BANDA ACEH – Bunda Pendidikan Anak Usia Dini (PAUD) Aceh Dyah Erti, mengingatkan semua pihak untuk terlibat aktif dalam upaya membangkitkan semangat literasi di tengah masyarakat. Selain guru, peran keluarga menjadi sangat penting, karena intensitas waktu anak lebih banyak di lingkungan rumah.
Hal tersebut disampaikan oleh Dyah Erti, kepada awak media usai membuka secara resmi dan menyampaikan materi pada acara Workshop Storytelling (Teknik Mendongeng) bagi Pustakawan dan Guru Pendamping, di Hotel Mekah, Rabu (24/3/2021).
“Membangkitkan energi literasi ini memang harus dimulai dari keluarga, dari orangtua, dari lingkungan keluarga. Karena hal ini akan merubah dan menumbuhkan minat baca anak jadi lebih meningkat di Aceh,” ujar Dyah Erti.
Wanita yang menjabat sebagai Ketua TP PKK Aceh itu menambahkan, selama 5 tahun ke belakang, semangat literasi sudah mulai dibangkitkan, namun hanya oleh sebahagian pihak saja.
“Kita perlu energi yang jauh lebih besar. Oleh karena itu, semua pihak harus terlibat dan membantu serta bergerak bersama untuk menumbuhkan minat baca anak. Tantangan memang semakin besar karena kita berada pada era kemajuan teknologi, era digitalisasi yang memang menyentuh seluruh aspek. Untuk itu, peran orangtua sangat penting,” kata Dyah Erti mengingatkan.
Sementara itu, dalam sambutannya, Dyah Erti mengapresiasi Dinas Perpustakaan dan Kearsipan Aceh yang telah menyelenggarakan kegiatan ini, serta keterlibatan sejumlah pihak seperti Ikatan Pustakawan Indonesia (IPI) Aceh serta pemateri pendongeng nasional Mochammad Awam Prakoso atau akrab di kenal Kak Awam Prakoso, yang telah meluangkan waktu mengikuti kegiatan ini.
“Mudah-mudahan workshop ini semakin menambah dan menggugah semangat kita dalam meningkatkan minat baca masyarakat karena berdasarkan hasil penelitian Organisasi untuk Kerja Sama dan Pembangunan Ekonomi atau OECD dalam Programmme for International Students Assesment atau PISA tahun 2015, menunjukkan bahwa performa membaca di 70 negara yang diteliti, Indonesia hanya mendapatkan skor 397. Angka ini jauh di bawah rata-rata skor OECD yakni 493, dan sangat jauh dari skor tertinggi yang diperoleh Singapura yaitu 535,” ungkap Dyah.
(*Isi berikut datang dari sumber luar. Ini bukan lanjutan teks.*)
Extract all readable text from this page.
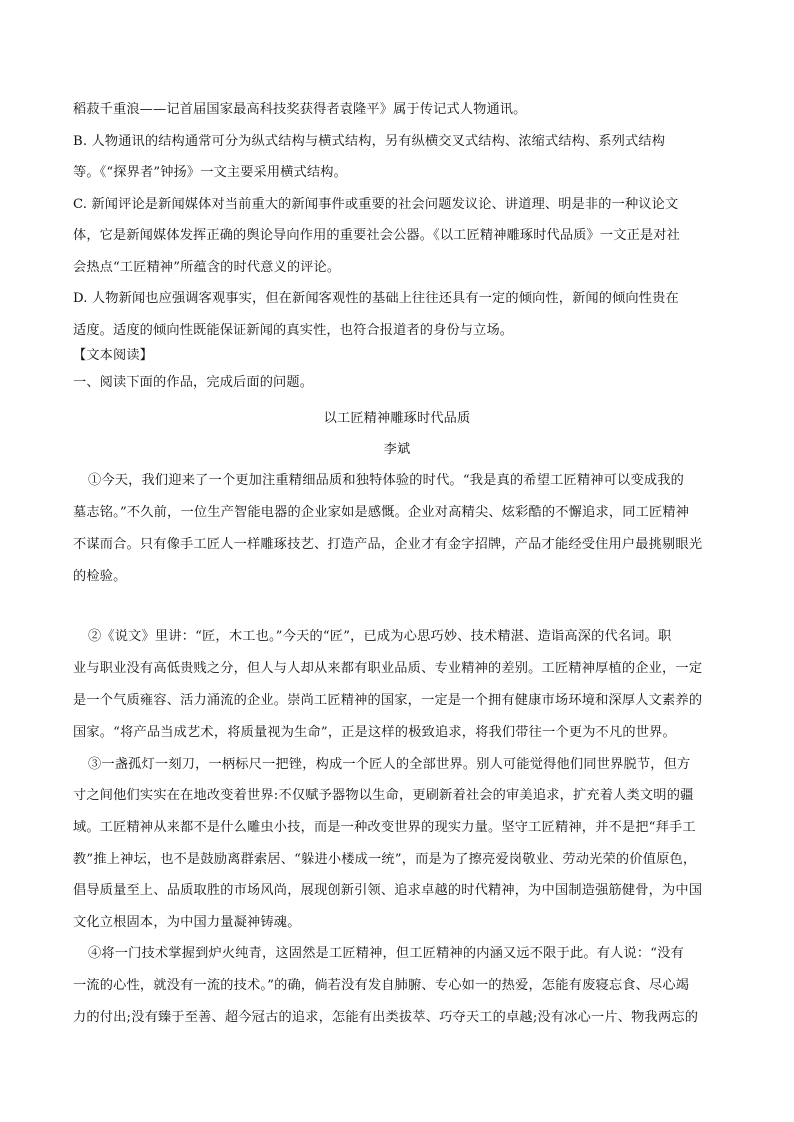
稻菽千重浪——记首届国家最高科技奖获得者袁隆平》属于传记式人物通讯。
B. 人物通讯的结构通常可分为纵式结构与横式结构，另有纵横交叉式结构、浓缩式结构、系列式结构
等。《“探界者”钟扬》一文主要采用横式结构。
C. 新闻评论是新闻媒体对当前重大的新闻事件或重要的社会问题发议论、讲道理、明是非的一种议论文
体，它是新闻媒体发挥正确的舆论导向作用的重要社会公器。《以工匠精神雕琢时代品质》一文正是对社
会热点“工匠精神”所蕴含的时代意义的评论。
D. 人物新闻也应强调客观事实，但在新闻客观性的基础上往往还具有一定的倾向性，新闻的倾向性贵在
适度。适度的倾向性既能保证新闻的真实性，也符合报道者的身份与立场。
【文本阅读】
一、阅读下面的作品，完成后面的问题。
以工匠精神雕琢时代品质
李斌
①今天，我们迎来了一个更加注重精细品质和独特体验的时代。“我是真的希望工匠精神可以变成我的
墓志铭。”不久前，一位生产智能电器的企业家如是感慨。企业对高精尖、炫彩酷的不懈追求，同工匠精神
不谋而合。只有像手工匠人一样雕琢技艺、打造产品，企业才有金字招牌，产品才能经受住用户最挑剔眼光
的检验。
②《说文》里讲：“匠，木工也。”今天的“匠”，已成为心思巧妙、技术精湛、造诣高深的代名词。职
业与职业没有高低贵贱之分，但人与人却从来都有职业品质、专业精神的差别。工匠精神厚植的企业，一定
是一个气质雍容、活力涌流的企业。崇尚工匠精神的国家，一定是一个拥有健康市场环境和深厚人文素养的
国家。“将产品当成艺术，将质量视为生命”，正是这样的极致追求，将我们带往一个更为不凡的世界。
③一盏孤灯一刻刀，一柄标尺一把锉，构成一个匠人的全部世界。别人可能觉得他们同世界脱节，但方
寸之间他们实实在在地改变着世界:不仅赋予器物以生命，更刷新着社会的审美追求，扩充着人类文明的疆
域。工匠精神从来都不是什么雕虫小技，而是一种改变世界的现实力量。坚守工匠精神，并不是把“拜手工
教”推上神坛，也不是鼓励离群索居、“躲进小楼成一统”，而是为了擦亮爱岗敬业、劳动光荣的价值原色，
倡导质量至上、品质取胜的市场风尚，展现创新引领、追求卓越的时代精神，为中国制造强筋健骨，为中国
文化立根固本，为中国力量凝神铸魂。
④将一门技术掌握到炉火纯青，这固然是工匠精神，但工匠精神的内涵又远不限于此。有人说：“没有
一流的心性，就没有一流的技术。”的确，倘若没有发自肺腑、专心如一的热爱，怎能有废寝忘食、尽心竭
力的付出;没有臻于至善、超今冠古的追求，怎能有出类拔萃、巧夺天工的卓越;没有冰心一片、物我两忘的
Selain itu, sambung Dyah Erti, UNESCO juga mencatat minat baca masyarakat Indonesia sangat rendah. Hanya satu dari seribu orang yang punya minat baca. Sementara untuk indeks minat baca pada tingkat nasional, masyarakat Aceh berada di peringkat keenam dengan persentase 59,89 dalam kategori “sedang”, yang menunjukkan betapa masih sangat rendahnya minat baca masyarakat Aceh.
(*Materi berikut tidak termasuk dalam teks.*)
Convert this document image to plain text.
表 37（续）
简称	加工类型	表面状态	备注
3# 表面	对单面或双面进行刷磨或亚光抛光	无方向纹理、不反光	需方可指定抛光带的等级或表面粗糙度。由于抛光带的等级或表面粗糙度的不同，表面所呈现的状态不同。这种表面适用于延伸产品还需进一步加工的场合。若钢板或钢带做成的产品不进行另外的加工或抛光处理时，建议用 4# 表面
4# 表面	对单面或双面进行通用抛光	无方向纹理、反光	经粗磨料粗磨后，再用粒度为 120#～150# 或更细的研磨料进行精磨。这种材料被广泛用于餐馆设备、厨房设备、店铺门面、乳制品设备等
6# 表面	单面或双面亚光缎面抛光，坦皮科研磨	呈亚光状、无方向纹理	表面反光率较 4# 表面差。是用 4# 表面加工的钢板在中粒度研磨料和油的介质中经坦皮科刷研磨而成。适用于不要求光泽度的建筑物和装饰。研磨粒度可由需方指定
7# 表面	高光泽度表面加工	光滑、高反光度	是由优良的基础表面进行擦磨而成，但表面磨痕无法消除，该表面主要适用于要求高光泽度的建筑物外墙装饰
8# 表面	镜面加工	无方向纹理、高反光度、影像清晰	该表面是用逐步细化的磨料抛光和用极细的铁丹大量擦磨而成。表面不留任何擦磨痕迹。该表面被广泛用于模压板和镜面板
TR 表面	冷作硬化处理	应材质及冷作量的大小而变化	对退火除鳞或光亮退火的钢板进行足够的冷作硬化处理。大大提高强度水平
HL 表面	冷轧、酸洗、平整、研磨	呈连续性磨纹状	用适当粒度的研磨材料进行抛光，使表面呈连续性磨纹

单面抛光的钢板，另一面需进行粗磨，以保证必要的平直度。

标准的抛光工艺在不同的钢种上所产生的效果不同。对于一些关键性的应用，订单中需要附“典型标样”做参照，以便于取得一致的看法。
Dyah Erti menambahkan, untuk menumbuhkan minat dan budaya membaca, Kementerian Pendidikan dan Kebudayaan Republik Indonesia telah berkolaborasi dengan para pegiat Pendidikan Anak Usia Dini, Perguruan Tinggi, dan dunia usaha untuk membuat Gerakan Nasional Orang Tua Membacakan Buku atau disingkat GERNAS BAKU.
“Gerakan ini bertujuan mendukung inisiatif dan peran keluarga dalam meningkatkan minat baca anak melalui pembiasaan membaca di rumah, di satuan PAUD, dan di masyarakat. Di abad 21 ini, anak-anak Indonesia harus tumbuh sebagai generasi yang mampu berpikir kritis, kreatif, komunikatif, dan mampu berkolaborasi, sebagai bekal dalam menghadapi persaingan global,” kata Dyah Erti.
Dyah Erti menambahkan untuk memenangkan persaingan global, para orang tua yang mendampingi anak-anaknya harus mampu menguasai kecakapan beragam literasi atau multiliterasi agar mampu menyuplai setiap informasi positif yang dibutuhkan si anak. Karena untuk memenangkan persaingan global, anak-anak harus memiliki kemampuan literasi yang tinggi, sebagai salah satu parameter kesuksesan pendidikan sekaligus penanda kualitas sumber daya manusia sebuah negara.
Oleh karena itu, Dyah Erti sangat mendukung berbagai kegiatan yang berkaitan dengan upaya menumbuhkan minat baca anak, salah satunya adalah storytelling, karena kegiatan ini merupakan suatu metode yang kaya manfaat dan bisa digunakan secara maksimal oleh orang tua dan pendidik dalam menanamkan karakter, nilai-nilai, pandangan hidup, bahkan pengetahuan kepada anak.
“Pesan moral yang disampaikan melalui dongeng akan mudah diterima dan ditiru oleh anak tanpa merasa digurui. Semasa kecil orang tua sering mendongeng kepada anaknya sebelum tidur. Ternyata cerita yang selalu didongengkan itu memiliki banyak manfaat. Bukan hanya sebatas pengantar tidur saja, tetapi terdapat nilai-nilai kebaikan di dalamnya, seperti kesabaran, ketabahan, kerjasama dan semangat untuk berusaha,” kata Dyah.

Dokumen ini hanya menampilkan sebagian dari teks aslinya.